The Battle for Minneapolis
Briefly

"On January 23rd, residents of Minneapolis who have been protesting the presence of ICE agents in their city declared a general strike. I had spent much of the previous week there, and the strike had been talked about as the culmination of the city's anger at the deployment of three thousand immigration agents into the region. That Friday, businesses suspended operations for the day, museums didn't open, and people stayed home from work. Thousands gathered for anti- ICE demonstrations in subzero temperatures in downtown Minneapolis."
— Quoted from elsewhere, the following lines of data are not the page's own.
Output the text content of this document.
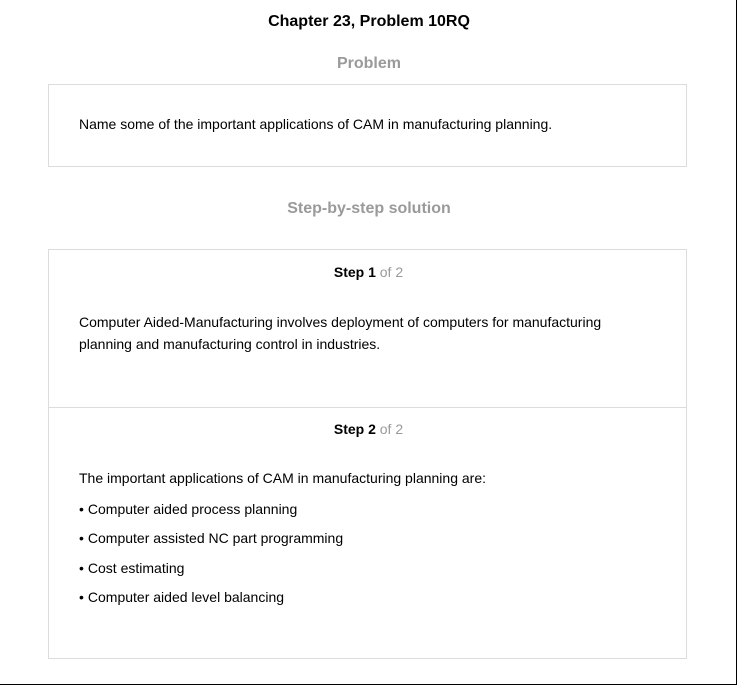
Chapter 23, Problem 10RQ
Problem
Name some of the important applications of CAM in manufacturing planning.
Step-by-step solution
Step 1 of 2
Computer Aided-Manufacturing involves deployment of computers for manufacturing planning and manufacturing control in industries.
Step 2 of 2
The important applications of CAM in manufacturing planning are:
• Computer aided process planning
• Computer assisted NC part programming
• Cost estimating
• Computer aided level balancing
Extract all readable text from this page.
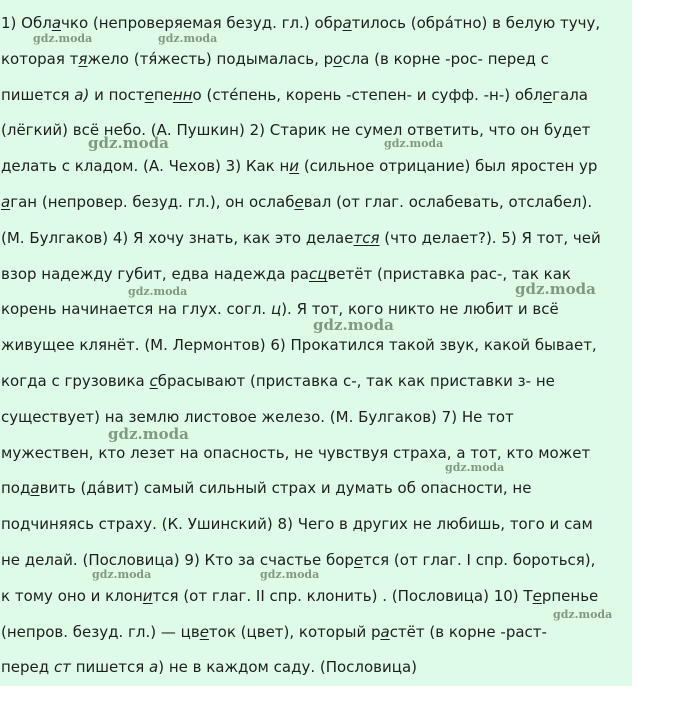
1) Облачко (непроверяемая безуд. гл.) обратилось (обра́тно) в белую тучу,

которая тяжело (тя́жесть) подымалась, росла (в корне -рос- перед с

пишется а) и постепенно (сте́пень, корень -степен- и суфф. -н-) облегала

(лёгкий) всё небо. (А. Пушкин) 2) Старик не сумел ответить, что он будет

делать с кладом. (А. Чехов) 3) Как ни (сильное отрицание) был яростен ур

аган (непровер. безуд. гл.), он ослабевал (от глаг. ослабевать, отслабел).

(М. Булгаков) 4) Я хочу знать, как это делается (что делает?). 5) Я тот, чей

взор надежду губит, едва надежда расцветёт (приставка рас-, так как

корень начинается на глух. согл. ц). Я тот, кого никто не любит и всё

живущее клянёт. (М. Лермонтов) 6) Прокатился такой звук, какой бывает,

когда с грузовика сбрасывают (приставка с-, так как приставки з- не

существует) на землю листовое железо. (М. Булгаков) 7) Не тот

мужествен, кто лезет на опасность, не чувствуя страха, а тот, кто может

подавить (да́вит) самый сильный страх и думать об опасности, не

подчиняясь страху. (К. Ушинский) 8) Чего в других не любишь, того и сам

не делай. (Пословица) 9) Кто за счастье борется (от глаг. I спр. бороться),

к тому оно и клонится (от глаг. II спр. клонить) . (Пословица) 10) Терпенье

(непров. безуд. гл.) — цветок (цвет), который растёт (в корне -раст-

перед ст пишется а) не в каждом саду. (Пословица)

gdz.moda	gdz.moda
gdz.moda	gdz.moda
gdz.moda	gdz.moda
gdz.moda
gdz.moda
gdz.moda
gdz.moda	gdz.moda
gdz.moda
"Around nine the next morning, federal agents shot and killed Alex Pretti, a thirty-seven-year-old Minneapolis resident who worked as an I.C.U. nurse at a V.A. hospital. It was the third shooting of a Minneapolis civilian by federal agents this month, and the second fatality. "Not again," says a voice in the first video I saw of the event, recorded from across the street."
On January 23, Minneapolis residents declared a general strike in response to the deployment of three thousand immigration agents. Businesses and cultural institutions closed while thousands gathered for anti-ICE demonstrations in subzero temperatures and about a hundred clergy staged a sit-in at the Minneapolis–Saint Paul International Airport and were arrested. The following morning federal agents shot and killed Alex Pretti, a 37-year-old ICU nurse, marking the third federal shooting of a Minneapolis civilian that month and the second fatality. The Department of Homeland Security asserted that Pretti approached officers with a 9 mm handgun and said it will lead the investigation. Previous incidents included the killing of Renee Nicole Good and an injury to Julio Cesar Sosa-Celis.